Nassau County and Mr. Maloney dispute the circumstances surrounding Mr. Maloney’s wife’s decision to later consent to the police entering their home. As the Eastern District of New York noted, “[i]t is readily apparent from the face of the documents and from the Declaration of [Mr. Maloney’s wife] . . . that there are substantial issues concerning the scope, voluntariness and validity of [her] consent.”
Police searched the home, finding the nunchaku under a couch. Police also seized from Mr. Maloney’s locked safe three revolvers, two inoperable and one operable, all purchased legally by Mr. Maloney in either Florida or New Jersey years before. Regarding Mr. Maloney’s interaction with the telephone worker, the Supreme Court of New York for New York County concluded as follows: “It is undisputed . . . that petitioner did not have a rifle, and that he had not pointed any weapon at the telephone worker.” (pp. 10-11)

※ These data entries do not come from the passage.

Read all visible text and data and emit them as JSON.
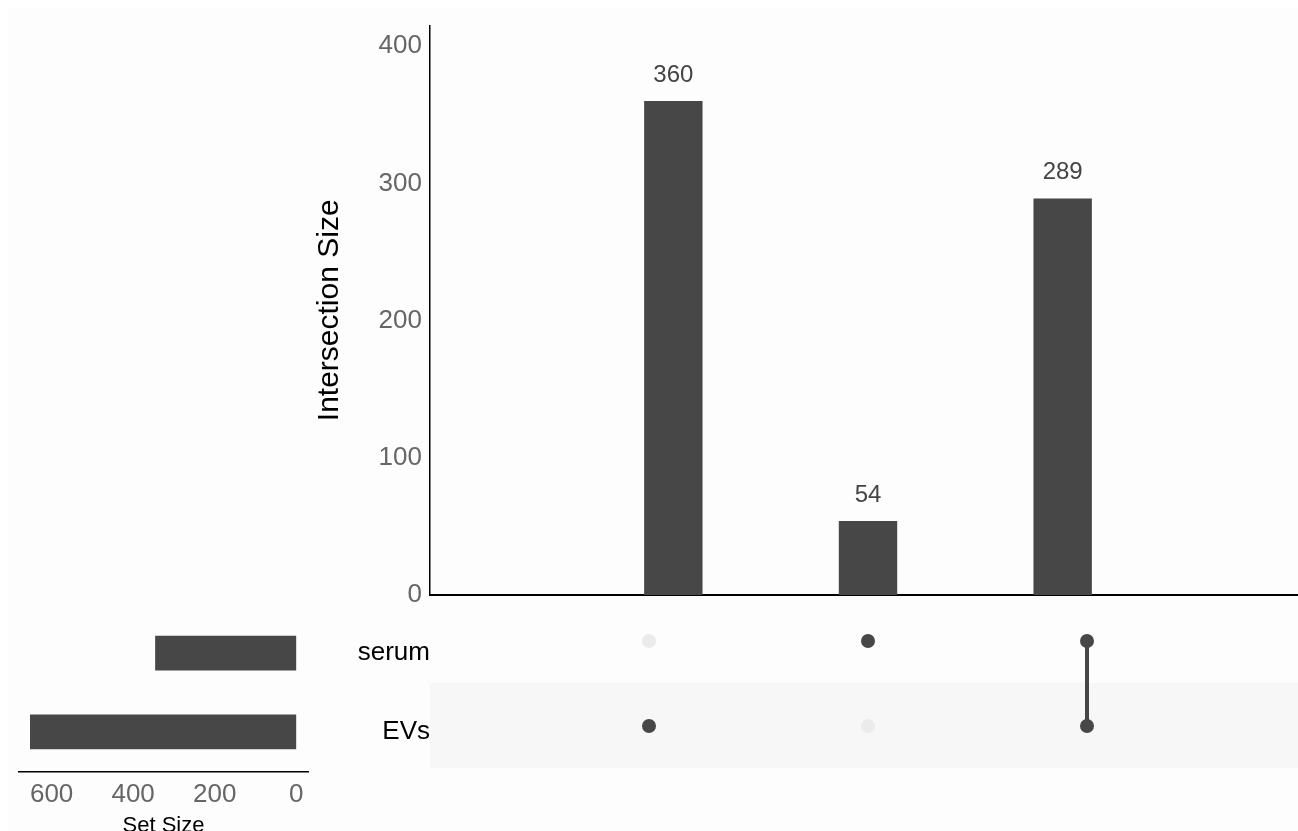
{
  "chart_data": [
    {
      "type": "bar",
      "categories": [
        null,
        null,
        null
      ],
      "values": [
        360,
        54,
        289
      ],
      "color": "#474747",
      "ylabel": "Intersection Size",
      "ylim": [
        0,
        415
      ],
      "yticks": [
        0,
        100,
        200,
        300,
        400
      ],
      "data_labels": true,
      "tick_labels": "y"
    },
    {
      "type": "bar",
      "orientation": "horizontal",
      "categories": [
        "serum",
        "EVs"
      ],
      "values": [
        346,
        653
      ],
      "color": "#474747",
      "xlabel": "Set Size",
      "xlim": [
        680,
        -29
      ],
      "xticks": [
        600,
        400,
        200,
        0
      ]
    }
  ]
}
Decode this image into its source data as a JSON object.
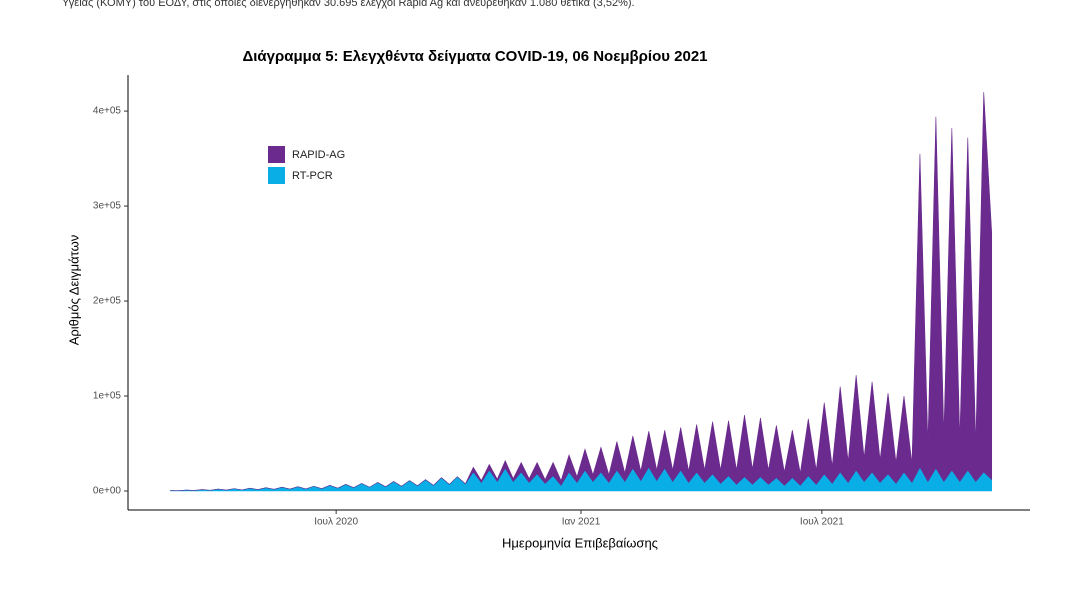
{
  "document": {
    "text": "Υγείας (ΚΟΜΥ) του ΕΟΔΥ, στις οποίες διενεργήθηκαν 30.695 έλεγχοι Rapid Ag και ανευρέθηκαν 1.080 θετικά (3,52%)."
  },
  "chart_data": {
    "type": "stacked_area",
    "title": "Διάγραμμα 5: Ελεγχθέντα δείγματα COVID-19, 06 Νοεμβρίου 2021",
    "x_label": "Ημερομηνία Επιβεβαίωσης",
    "y_label": "Αριθμός Δειγμάτων",
    "legend": "upper left",
    "categories": [
      null,
      null,
      null,
      null,
      null,
      null,
      null,
      null,
      null,
      null,
      null,
      null,
      null,
      null,
      null,
      null,
      null,
      null,
      null,
      null,
      null,
      null,
      null,
      null,
      null,
      null,
      null,
      null,
      null,
      null,
      null,
      null,
      null,
      null,
      null,
      null,
      null,
      null,
      null,
      null,
      null,
      null,
      null,
      null,
      null,
      null,
      null,
      null,
      null,
      null,
      null,
      null,
      null,
      null,
      null,
      null,
      null,
      null,
      null,
      null,
      null,
      null,
      null,
      null,
      null,
      null,
      null,
      null,
      null,
      null,
      null,
      null,
      null,
      null,
      null,
      null,
      null,
      null,
      null,
      null,
      null,
      null,
      null,
      null,
      null,
      null,
      null,
      null,
      null,
      null,
      null,
      null,
      null,
      null,
      null,
      null,
      null,
      null,
      null,
      null,
      null,
      null,
      null,
      null
    ],
    "xlim": [
      -5.3,
      107.8
    ],
    "xticks": [
      {
        "value": 20.8,
        "label": "Ιουλ 2020"
      },
      {
        "value": 51.5,
        "label": "Ιαν 2021"
      },
      {
        "value": 81.7,
        "label": "Ιουλ 2021"
      }
    ],
    "ylim": [
      -20000,
      438000
    ],
    "yticks": [
      {
        "value": 0,
        "label": "0e+00"
      },
      {
        "value": 100000,
        "label": "1e+05"
      },
      {
        "value": 200000,
        "label": "2e+05"
      },
      {
        "value": 300000,
        "label": "3e+05"
      },
      {
        "value": 400000,
        "label": "4e+05"
      }
    ],
    "series": [
      {
        "name": "RT-PCR",
        "color": "#0aaee6",
        "values": [
          500,
          300,
          1000,
          600,
          1500,
          800,
          2000,
          1000,
          2500,
          1200,
          3000,
          1500,
          3500,
          1800,
          4000,
          2000,
          4500,
          2200,
          5000,
          2500,
          6000,
          3000,
          7000,
          3500,
          8000,
          4000,
          9000,
          4500,
          10000,
          5000,
          11000,
          5500,
          12000,
          6000,
          14000,
          7000,
          15000,
          7500,
          20000,
          9000,
          22000,
          10000,
          24000,
          10000,
          20000,
          9000,
          18000,
          8000,
          16000,
          6000,
          20000,
          9000,
          22000,
          10000,
          20000,
          9000,
          22000,
          10000,
          24000,
          11000,
          25000,
          11000,
          24000,
          10000,
          22000,
          9000,
          20000,
          9000,
          18000,
          8000,
          16000,
          7000,
          15000,
          7000,
          15000,
          7000,
          14000,
          6000,
          14000,
          6000,
          16000,
          7000,
          18000,
          8000,
          20000,
          9000,
          22000,
          10000,
          20000,
          9000,
          18000,
          8000,
          20000,
          9000,
          25000,
          10000,
          24000,
          10000,
          22000,
          10000,
          22000,
          10000,
          20000,
          12000
        ]
      },
      {
        "name": "RAPID-AG",
        "color": "#6a2a8e",
        "values": [
          0,
          0,
          0,
          0,
          0,
          0,
          0,
          0,
          0,
          0,
          0,
          0,
          0,
          0,
          0,
          0,
          0,
          0,
          0,
          0,
          0,
          0,
          0,
          0,
          0,
          0,
          0,
          0,
          0,
          0,
          0,
          0,
          0,
          0,
          0,
          0,
          0,
          0,
          5000,
          2000,
          6000,
          2500,
          8000,
          3000,
          10000,
          4000,
          12000,
          4000,
          14000,
          5000,
          18000,
          6000,
          22000,
          7000,
          26000,
          8000,
          30000,
          9000,
          34000,
          10000,
          38000,
          11000,
          40000,
          12000,
          45000,
          12000,
          50000,
          13000,
          55000,
          14000,
          58000,
          15000,
          65000,
          16000,
          62000,
          15000,
          55000,
          14000,
          50000,
          13000,
          60000,
          15000,
          75000,
          18000,
          90000,
          22000,
          100000,
          25000,
          95000,
          24000,
          85000,
          22000,
          80000,
          20000,
          330000,
          40000,
          370000,
          50000,
          360000,
          45000,
          350000,
          40000,
          400000,
          260000
        ]
      }
    ]
  }
}
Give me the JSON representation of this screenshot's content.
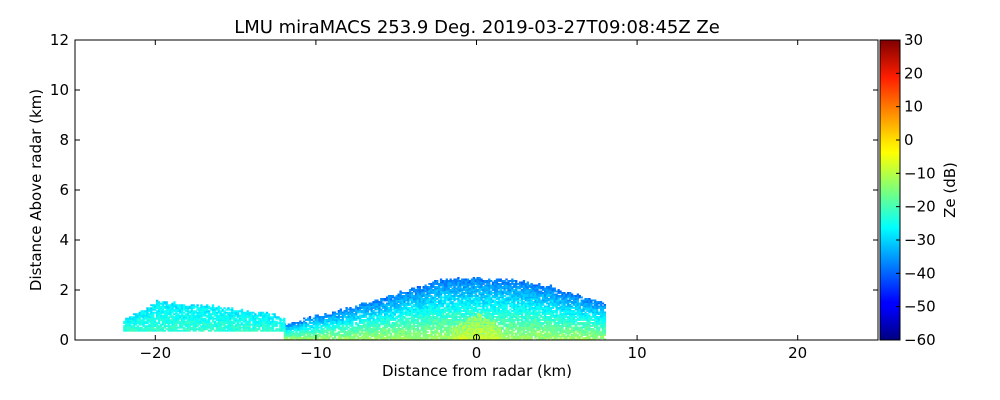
{
  "chart_data": {
    "type": "heatmap",
    "title": "LMU miraMACS 253.9 Deg. 2019-03-27T09:08:45Z  Ze",
    "xlabel": "Distance from radar (km)",
    "ylabel": "Distance Above radar  (km)",
    "xlim": [
      -25,
      25
    ],
    "ylim": [
      0,
      12
    ],
    "x_ticks": [
      -20,
      -10,
      0,
      10,
      20
    ],
    "x_tick_labels": [
      "−20",
      "−10",
      "0",
      "10",
      "20"
    ],
    "y_ticks": [
      0,
      2,
      4,
      6,
      8,
      10,
      12
    ],
    "y_tick_labels": [
      "0",
      "2",
      "4",
      "6",
      "8",
      "10",
      "12"
    ],
    "colorbar": {
      "label": "Ze (dB)",
      "colormap": "jet",
      "range": [
        -60,
        30
      ],
      "ticks": [
        30,
        20,
        10,
        0,
        -10,
        -20,
        -30,
        -40,
        -50,
        -60
      ],
      "tick_labels": [
        "30",
        "20",
        "10",
        "0",
        "−10",
        "−20",
        "−30",
        "−40",
        "−50",
        "−60"
      ]
    },
    "echo_regions": [
      {
        "x_from": -12,
        "x_to": 8,
        "y_base": 0,
        "y_top_profile": [
          [
            -12,
            0.6
          ],
          [
            -6,
            1.6
          ],
          [
            -2,
            2.45
          ],
          [
            2,
            2.4
          ],
          [
            4.5,
            2.1
          ],
          [
            8,
            1.45
          ]
        ],
        "ze_core": -12,
        "ze_edge": -38
      },
      {
        "x_from": -22,
        "x_to": -12,
        "y_base": 0.35,
        "y_top_profile": [
          [
            -22,
            0.8
          ],
          [
            -20,
            1.5
          ],
          [
            -16,
            1.3
          ],
          [
            -12,
            0.9
          ]
        ],
        "ze_core": -22,
        "ze_edge": -28
      },
      {
        "x_from": -1.5,
        "x_to": 1.5,
        "y_base": 0,
        "y_top_profile": [
          [
            -1.5,
            0.5
          ],
          [
            0,
            1.0
          ],
          [
            1.5,
            0.5
          ]
        ],
        "ze_core": -8,
        "ze_edge": -14
      }
    ]
  }
}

Six charges were brought (it sounds like the police wanted anything they could get), including illegal weapon possession. In 2003, Maloney plead down to a single violation of disorderly conduct. His nunchaku were destroyed, and he filed suit with the District Court the following month. Thus began the journey to the Supreme Court for his grievances.
The petition also observes that over 200 American police departments utilize nunchaku in the course of their duties, something I never suspected:
Although nunchaku can be used offensively, it originated as and is utilized by modern martial artists primarily as a means of self-defense. Unsurprisingly, then, nunchaku are also currently used by over two-hundred police forces across the country for control of and/or self-defense against unarmed attackers. As noted above, the New York Attorney General has determined that state and municipal police in New York may possess and use nunchaku in the course of their duties. (pp. 7-8)
That last point casts a shadow on the argument that nunchaku would not be considered “militia weapons.”